One big aspect of Shadowbox's success is the ensemble nature of the company. "For the first seven years we were together, no one earned a penny," Guyer confesses. Initially the company operated on a volunteer basis. "Having the luxury of working with people over a long period of time enables us to understand each other's communication styles so that we can work quickly and efficiently." Guyer estimates that Shadowbox, which has a branch in Cincinnati as well, puts on about 356 performances per year.

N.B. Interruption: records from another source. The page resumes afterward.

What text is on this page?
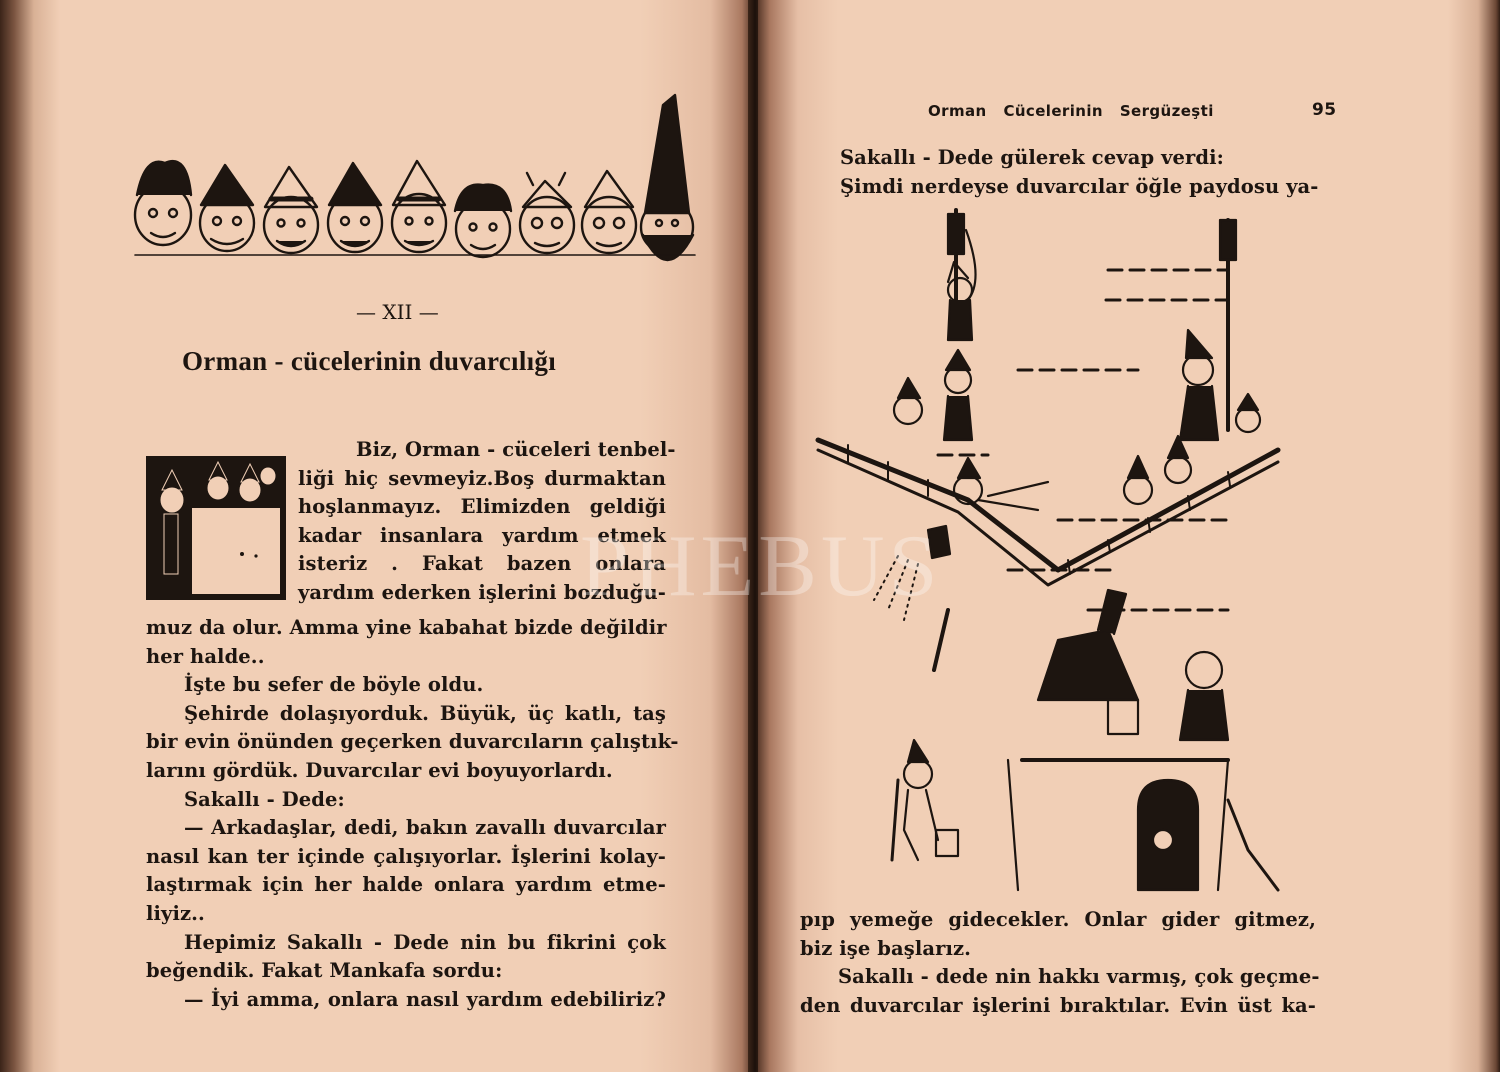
— XII —
Orman - cücelerinin duvarcılığı
Biz, Orman - cüceleri tenbel-
liği hiç sevmeyiz.Boş durmaktan
hoşlanmayız. Elimizden geldiği
kadar insanlara yardım etmek
isteriz . Fakat bazen onlara
yardım ederken işlerini bozduğu-
muz da olur. Amma yine kabahat bizde değildir
her halde..
İşte bu sefer de böyle oldu.
Şehirde dolaşıyorduk. Büyük, üç katlı, taş
bir evin önünden geçerken duvarcıların çalıştık-
larını gördük. Duvarcılar evi boyuyorlardı.
Sakallı - Dede:
— Arkadaşlar, dedi, bakın zavallı duvarcılar
nasıl kan ter içinde çalışıyorlar. İşlerini kolay-
laştırmak için her halde onlara yardım etme-
liyiz..
Hepimiz Sakallı - Dede nin bu fikrini çok
beğendik. Fakat Mankafa sordu:
— İyi amma, onlara nasıl yardım edebiliriz?
Orman   Cücelerinin   Sergüzeşti	95
Sakallı - Dede gülerek cevap verdi:
Şimdi nerdeyse duvarcılar öğle paydosu ya-
PHEBUS
pıp yemeğe gidecekler. Onlar gider gitmez,
biz işe başlarız.
Sakallı - dede nin hakkı varmış, çok geçme-
den duvarcılar işlerini bıraktılar. Evin üst ka-
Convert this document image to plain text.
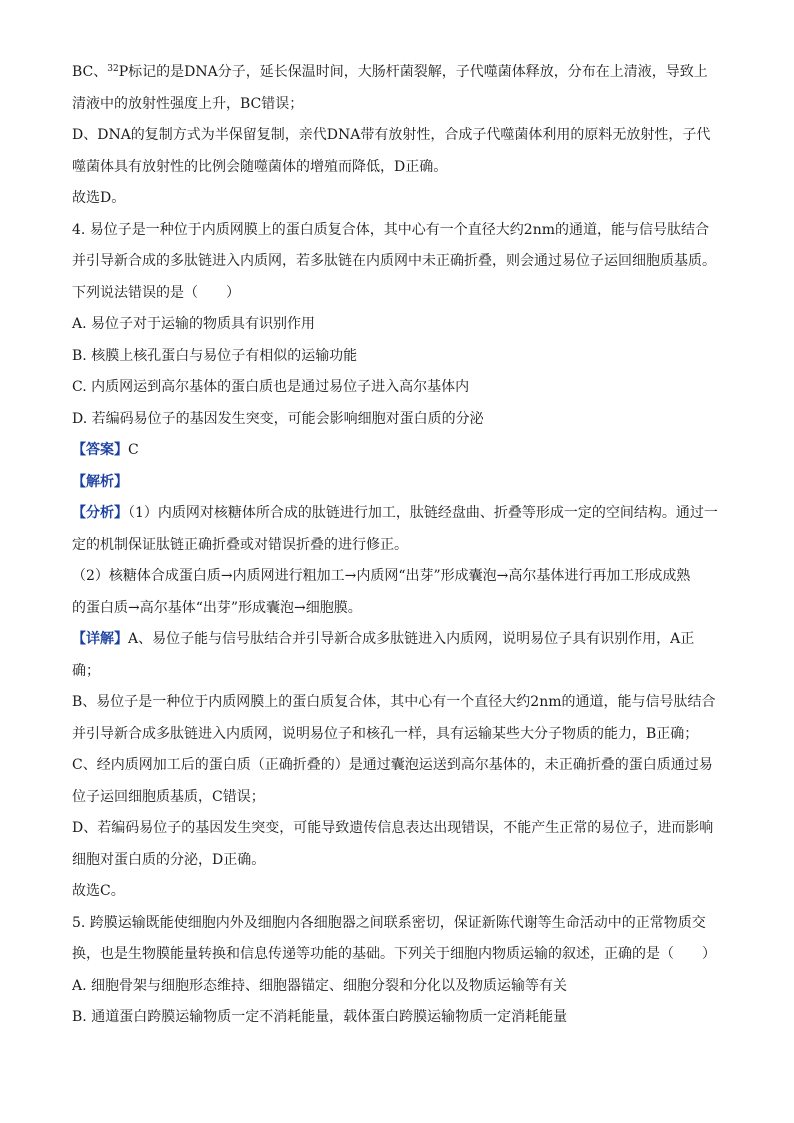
BC、$^{32}$P标记的是DNA分子，延长保温时间，大肠杆菌裂解，子代噬菌体释放，分布在上清液，导致上
清液中的放射性强度上升，BC错误；
D、DNA的复制方式为半保留复制，亲代DNA带有放射性，合成子代噬菌体利用的原料无放射性，子代
噬菌体具有放射性的比例会随噬菌体的增殖而降低，D正确。
故选D。
4. 易位子是一种位于内质网膜上的蛋白质复合体，其中心有一个直径大约2nm的通道，能与信号肽结合
并引导新合成的多肽链进入内质网，若多肽链在内质网中未正确折叠，则会通过易位子运回细胞质基质。
下列说法错误的是（　　）
A. 易位子对于运输的物质具有识别作用
B. 核膜上核孔蛋白与易位子有相似的运输功能
C. 内质网运到高尔基体的蛋白质也是通过易位子进入高尔基体内
D. 若编码易位子的基因发生突变，可能会影响细胞对蛋白质的分泌
【答案】C
【解析】
【分析】（1）内质网对核糖体所合成的肽链进行加工，肽链经盘曲、折叠等形成一定的空间结构。通过一
定的机制保证肽链正确折叠或对错误折叠的进行修正。
（2）核糖体合成蛋白质→内质网进行粗加工→内质网“出芽”形成囊泡→高尔基体进行再加工形成成熟
的蛋白质→高尔基体“出芽”形成囊泡→细胞膜。
【详解】A、易位子能与信号肽结合并引导新合成多肽链进入内质网，说明易位子具有识别作用，A正
确；
B、易位子是一种位于内质网膜上的蛋白质复合体，其中心有一个直径大约2nm的通道，能与信号肽结合
并引导新合成多肽链进入内质网，说明易位子和核孔一样，具有运输某些大分子物质的能力，B正确；
C、经内质网加工后的蛋白质（正确折叠的）是通过囊泡运送到高尔基体的，未正确折叠的蛋白质通过易
位子运回细胞质基质，C错误；
D、若编码易位子的基因发生突变，可能导致遗传信息表达出现错误，不能产生正常的易位子，进而影响
细胞对蛋白质的分泌，D正确。
故选C。
5. 跨膜运输既能使细胞内外及细胞内各细胞器之间联系密切，保证新陈代谢等生命活动中的正常物质交
换，也是生物膜能量转换和信息传递等功能的基础。下列关于细胞内物质运输的叙述，正确的是（　　）
A. 细胞骨架与细胞形态维持、细胞器锚定、细胞分裂和分化以及物质运输等有关
B. 通道蛋白跨膜运输物质一定不消耗能量，载体蛋白跨膜运输物质一定消耗能量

Naturally there have been some hiccups along the way—and not earning money for the first seven years might be too much of a sacrifice for some. In an early iteration, Shadowbox was essentially squatting in a recording studio's building and attracted the attention of local fire marshals. "This was truly the ultimate naÏve mistake," Guyer admits. A similar lesson was learned when Shadowbox began to delve into serving food and drink. But learning the laws and acquiring a proper liquor license paid off. Today, Guyer estimates that food and beverage sales account for 50 percent of Shadowbox's revenue.

An Italian bistro opens 75 minutes before each Shadowbox show, and everything is handmade. (Guyer personally runs the ovens.) Audiences gather at tables of eight in the theatre. "Our audience is the most eclectic group imaginable," declares Guyer. "It's one of the things I am most proud of. Our age range is 16-to-70-year-olds. The ethnic make-up mirrors what we've got in Columbus and there are income levels across the board." Guyer describes a typical scene in which two grandmothers and a biker dude and his girlfriend are seated across the table from a dentist—"and they're all laughing at the same stuff."